Restaba una cuestión secundaria -y de las
más interesantes seguramente- que el estudio del mapa no
permitía resolver.
¿Cuál era, en cada estado, el sitio a
que tenían que ir los jugadores? ¿Se trataba de la
capital oficial o de la metrópoli, de ordinario más
importante, o de otra localidad notable desde el punto de vista
histórico o geográfico? ¿No era verosímil
que el difunto, aprovechándose de lo que él viera en sus
viajes, hubiese elegido los lugares más célebres? Una
nota unida al testamento lo indicaba; pero esta indicación no
debía hacerse al interesado más que en el despacho que le
comunicaría el resultado de su correspondiente golpe de dados.
El notario Tornbrock expediría este telegrama al lugar donde el
jugador debiera encontrarse en aquel momento.
No hay que decir que los periódicos americanos
publicaron estas observaciones, recordando que, a tenor de la voluntad
formal del testador, las reglas del juego de los Estados Unidos
debían ser seguidas en todo su rigor.
Tales eran las reglas que no admitían
discusión. Como vulgarmente se dice, era cosa para tomarla o
dejarla.
Y se tomó.
No todos los Seis demostraron el mismo interés.

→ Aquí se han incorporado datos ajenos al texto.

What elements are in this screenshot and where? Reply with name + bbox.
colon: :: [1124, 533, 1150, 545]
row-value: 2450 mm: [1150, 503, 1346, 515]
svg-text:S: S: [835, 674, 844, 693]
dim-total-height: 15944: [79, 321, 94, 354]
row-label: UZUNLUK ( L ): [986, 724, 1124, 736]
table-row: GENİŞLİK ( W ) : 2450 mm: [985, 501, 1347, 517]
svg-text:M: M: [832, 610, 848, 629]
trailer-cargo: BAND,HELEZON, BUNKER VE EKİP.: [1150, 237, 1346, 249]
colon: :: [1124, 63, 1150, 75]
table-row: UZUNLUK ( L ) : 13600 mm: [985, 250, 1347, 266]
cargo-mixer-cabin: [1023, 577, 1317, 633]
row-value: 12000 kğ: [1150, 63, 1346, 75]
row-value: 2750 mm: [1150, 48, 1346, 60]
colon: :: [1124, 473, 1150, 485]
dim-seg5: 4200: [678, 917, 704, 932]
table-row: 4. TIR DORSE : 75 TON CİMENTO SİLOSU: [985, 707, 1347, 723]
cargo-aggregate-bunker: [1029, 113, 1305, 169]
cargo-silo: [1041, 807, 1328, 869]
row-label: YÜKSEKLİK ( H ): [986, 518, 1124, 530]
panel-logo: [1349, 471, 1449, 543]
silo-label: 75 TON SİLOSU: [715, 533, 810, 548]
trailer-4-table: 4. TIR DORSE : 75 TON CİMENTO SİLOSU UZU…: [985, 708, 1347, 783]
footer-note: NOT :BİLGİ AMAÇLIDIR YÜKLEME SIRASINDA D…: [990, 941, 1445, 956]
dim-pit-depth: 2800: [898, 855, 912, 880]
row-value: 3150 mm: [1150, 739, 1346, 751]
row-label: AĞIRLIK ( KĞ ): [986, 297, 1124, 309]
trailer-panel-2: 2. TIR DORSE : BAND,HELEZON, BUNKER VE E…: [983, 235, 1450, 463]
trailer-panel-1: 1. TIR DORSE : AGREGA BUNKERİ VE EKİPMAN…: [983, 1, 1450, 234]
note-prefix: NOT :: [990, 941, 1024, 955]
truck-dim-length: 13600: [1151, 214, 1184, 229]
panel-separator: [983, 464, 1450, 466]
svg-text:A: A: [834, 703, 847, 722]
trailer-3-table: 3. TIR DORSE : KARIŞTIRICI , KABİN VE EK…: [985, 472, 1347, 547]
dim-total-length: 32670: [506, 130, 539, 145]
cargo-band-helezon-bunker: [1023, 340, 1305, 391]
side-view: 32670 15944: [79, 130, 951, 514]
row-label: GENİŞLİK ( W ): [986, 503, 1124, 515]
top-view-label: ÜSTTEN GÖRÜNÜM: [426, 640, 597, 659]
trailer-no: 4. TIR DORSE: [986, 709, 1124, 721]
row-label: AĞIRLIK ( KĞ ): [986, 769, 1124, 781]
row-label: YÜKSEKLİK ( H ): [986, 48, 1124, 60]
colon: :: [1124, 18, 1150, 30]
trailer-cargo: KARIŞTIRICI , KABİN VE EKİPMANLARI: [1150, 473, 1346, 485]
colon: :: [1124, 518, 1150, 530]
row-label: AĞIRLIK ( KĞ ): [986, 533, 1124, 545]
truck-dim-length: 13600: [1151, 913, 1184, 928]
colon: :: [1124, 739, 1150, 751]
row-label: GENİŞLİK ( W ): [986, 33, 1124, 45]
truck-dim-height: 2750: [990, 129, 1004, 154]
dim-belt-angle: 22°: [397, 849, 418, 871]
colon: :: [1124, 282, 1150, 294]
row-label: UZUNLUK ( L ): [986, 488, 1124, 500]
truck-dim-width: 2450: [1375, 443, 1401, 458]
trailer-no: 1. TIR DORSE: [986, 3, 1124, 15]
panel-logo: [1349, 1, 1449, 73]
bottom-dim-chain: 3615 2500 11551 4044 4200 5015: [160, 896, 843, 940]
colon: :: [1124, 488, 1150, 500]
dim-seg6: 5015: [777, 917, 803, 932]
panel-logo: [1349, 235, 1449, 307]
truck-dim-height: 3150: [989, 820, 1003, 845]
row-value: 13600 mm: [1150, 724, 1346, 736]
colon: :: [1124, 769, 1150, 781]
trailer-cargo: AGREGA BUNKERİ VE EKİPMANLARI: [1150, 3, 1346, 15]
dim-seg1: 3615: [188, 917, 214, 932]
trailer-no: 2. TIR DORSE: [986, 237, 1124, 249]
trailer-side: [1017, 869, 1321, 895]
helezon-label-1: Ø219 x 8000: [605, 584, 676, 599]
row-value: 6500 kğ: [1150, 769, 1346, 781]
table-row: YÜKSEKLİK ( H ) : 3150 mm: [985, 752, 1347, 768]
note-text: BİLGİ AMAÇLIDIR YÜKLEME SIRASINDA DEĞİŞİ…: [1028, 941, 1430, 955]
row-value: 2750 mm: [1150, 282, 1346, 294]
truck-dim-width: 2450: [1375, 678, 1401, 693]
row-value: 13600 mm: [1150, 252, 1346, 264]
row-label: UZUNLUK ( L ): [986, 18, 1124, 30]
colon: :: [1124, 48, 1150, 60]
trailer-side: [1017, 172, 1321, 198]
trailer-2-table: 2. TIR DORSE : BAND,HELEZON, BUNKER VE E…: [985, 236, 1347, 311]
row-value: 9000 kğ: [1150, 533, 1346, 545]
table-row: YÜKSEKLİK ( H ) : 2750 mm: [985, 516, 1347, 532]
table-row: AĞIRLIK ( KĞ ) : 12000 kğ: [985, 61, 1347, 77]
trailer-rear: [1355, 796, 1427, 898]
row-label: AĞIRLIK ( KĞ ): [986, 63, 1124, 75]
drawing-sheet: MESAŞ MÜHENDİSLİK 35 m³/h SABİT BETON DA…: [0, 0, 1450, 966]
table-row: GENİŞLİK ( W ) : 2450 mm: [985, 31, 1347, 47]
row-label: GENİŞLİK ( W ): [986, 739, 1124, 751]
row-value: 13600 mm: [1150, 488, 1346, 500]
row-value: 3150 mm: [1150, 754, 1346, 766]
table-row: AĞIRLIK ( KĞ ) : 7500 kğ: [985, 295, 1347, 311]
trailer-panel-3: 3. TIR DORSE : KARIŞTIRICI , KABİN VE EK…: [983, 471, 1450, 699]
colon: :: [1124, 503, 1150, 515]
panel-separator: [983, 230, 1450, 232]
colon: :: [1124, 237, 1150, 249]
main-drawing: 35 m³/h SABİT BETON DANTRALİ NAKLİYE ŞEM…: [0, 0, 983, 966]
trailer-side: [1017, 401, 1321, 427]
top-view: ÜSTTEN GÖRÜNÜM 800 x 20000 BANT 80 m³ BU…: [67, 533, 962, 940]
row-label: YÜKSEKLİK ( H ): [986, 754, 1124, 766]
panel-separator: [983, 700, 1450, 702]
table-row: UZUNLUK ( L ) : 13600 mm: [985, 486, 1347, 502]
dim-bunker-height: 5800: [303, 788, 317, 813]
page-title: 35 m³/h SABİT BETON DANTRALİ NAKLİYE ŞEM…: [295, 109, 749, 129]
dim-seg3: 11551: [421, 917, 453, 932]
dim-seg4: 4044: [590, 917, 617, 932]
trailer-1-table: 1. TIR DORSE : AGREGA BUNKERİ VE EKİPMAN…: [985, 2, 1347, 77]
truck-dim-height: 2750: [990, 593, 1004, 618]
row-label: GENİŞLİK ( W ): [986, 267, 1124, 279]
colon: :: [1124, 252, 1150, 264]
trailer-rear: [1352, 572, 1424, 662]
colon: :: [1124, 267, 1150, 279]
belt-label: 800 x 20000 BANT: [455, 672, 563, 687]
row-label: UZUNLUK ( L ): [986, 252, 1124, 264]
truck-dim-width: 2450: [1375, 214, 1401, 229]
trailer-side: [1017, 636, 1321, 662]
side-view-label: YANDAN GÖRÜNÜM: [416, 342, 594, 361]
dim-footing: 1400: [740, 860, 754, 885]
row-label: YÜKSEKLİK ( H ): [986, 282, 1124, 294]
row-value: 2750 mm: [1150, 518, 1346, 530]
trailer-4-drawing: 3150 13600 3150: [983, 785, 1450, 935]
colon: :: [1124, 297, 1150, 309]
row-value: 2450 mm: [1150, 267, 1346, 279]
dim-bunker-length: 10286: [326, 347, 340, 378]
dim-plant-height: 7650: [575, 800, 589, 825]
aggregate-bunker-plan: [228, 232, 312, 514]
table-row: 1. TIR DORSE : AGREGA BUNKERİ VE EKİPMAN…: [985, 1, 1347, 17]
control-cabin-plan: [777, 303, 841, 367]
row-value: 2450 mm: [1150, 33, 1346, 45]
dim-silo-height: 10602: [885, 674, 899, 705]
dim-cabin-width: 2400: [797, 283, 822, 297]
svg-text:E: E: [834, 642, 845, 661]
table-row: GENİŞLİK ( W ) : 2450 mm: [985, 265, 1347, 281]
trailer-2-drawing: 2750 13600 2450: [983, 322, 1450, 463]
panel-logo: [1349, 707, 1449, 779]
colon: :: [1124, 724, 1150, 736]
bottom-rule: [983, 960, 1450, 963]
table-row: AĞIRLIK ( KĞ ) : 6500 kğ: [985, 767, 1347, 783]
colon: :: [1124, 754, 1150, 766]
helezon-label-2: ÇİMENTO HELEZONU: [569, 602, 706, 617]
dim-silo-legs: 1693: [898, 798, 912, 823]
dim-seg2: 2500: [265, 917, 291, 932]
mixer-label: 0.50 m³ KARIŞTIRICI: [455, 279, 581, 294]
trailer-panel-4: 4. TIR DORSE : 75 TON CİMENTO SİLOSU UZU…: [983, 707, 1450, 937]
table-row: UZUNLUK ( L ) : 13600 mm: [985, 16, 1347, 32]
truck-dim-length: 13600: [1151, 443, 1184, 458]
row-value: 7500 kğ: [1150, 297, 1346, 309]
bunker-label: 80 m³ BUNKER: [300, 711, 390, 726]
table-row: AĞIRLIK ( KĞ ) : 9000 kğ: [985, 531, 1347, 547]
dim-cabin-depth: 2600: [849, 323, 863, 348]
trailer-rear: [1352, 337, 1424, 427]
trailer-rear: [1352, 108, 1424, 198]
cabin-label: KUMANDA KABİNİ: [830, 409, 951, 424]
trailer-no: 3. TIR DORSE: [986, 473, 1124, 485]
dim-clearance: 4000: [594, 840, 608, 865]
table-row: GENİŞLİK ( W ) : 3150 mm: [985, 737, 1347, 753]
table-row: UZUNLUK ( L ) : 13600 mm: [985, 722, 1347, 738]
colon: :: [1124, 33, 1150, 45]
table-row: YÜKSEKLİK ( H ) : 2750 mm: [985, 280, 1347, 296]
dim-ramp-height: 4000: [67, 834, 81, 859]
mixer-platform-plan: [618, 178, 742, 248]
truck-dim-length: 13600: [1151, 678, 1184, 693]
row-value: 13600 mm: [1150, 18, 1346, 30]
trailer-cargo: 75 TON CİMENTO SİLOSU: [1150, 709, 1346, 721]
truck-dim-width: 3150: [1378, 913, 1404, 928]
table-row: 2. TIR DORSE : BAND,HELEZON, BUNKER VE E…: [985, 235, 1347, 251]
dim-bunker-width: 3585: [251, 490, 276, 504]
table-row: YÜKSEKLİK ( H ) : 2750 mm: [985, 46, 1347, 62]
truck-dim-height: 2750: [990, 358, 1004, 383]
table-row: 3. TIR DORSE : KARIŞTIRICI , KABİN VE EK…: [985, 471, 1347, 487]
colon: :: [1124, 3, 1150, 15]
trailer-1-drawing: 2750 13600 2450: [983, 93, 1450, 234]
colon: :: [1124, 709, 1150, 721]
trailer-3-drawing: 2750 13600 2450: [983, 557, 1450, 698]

El comodoro Urrican fue en esto igualado por Tom Crabbe, o más
bien por John Milner y por Hermann Titbury. Respecto a Max Real y a
Harrís T. Kymbale, miraron más bien el caso desde el
punto de vista de turistas, uno en proveecho de su arte, de sus
artículos el otro. En lo que concierne a Lissy Wag, he
aquí lo que le declaró Jovita Foley:
-Querida, voy a solicitar del señor Marshall
que te conceda una licencia, y a mí también, pues pienso
acompañarte hasta la casilla sesenta y tres.
-¡Pero esto es una locura! -exclamó la
joven.
-Es muy juicioso, al contrario -respondió
Jovita-; y como tú has de ser quien gane los sesenta millones de
dólares del señor Hypperbone...
-¿Yo?
-Tú, Lissy, me darás la mitad por mi
trabajo.
-Todo, si lo deseas.
-¡Acepto! -respondió Jovita Feley con la
mayor seriedad del mundo.
Claro está que la señora Titbury
seguiría a Hermann Titbury en sus peregrinaciones, aunque fuera
nececsario doblar los gastos. Desde el momento en que no estaba
prohibido partir juntos, juntos partirían.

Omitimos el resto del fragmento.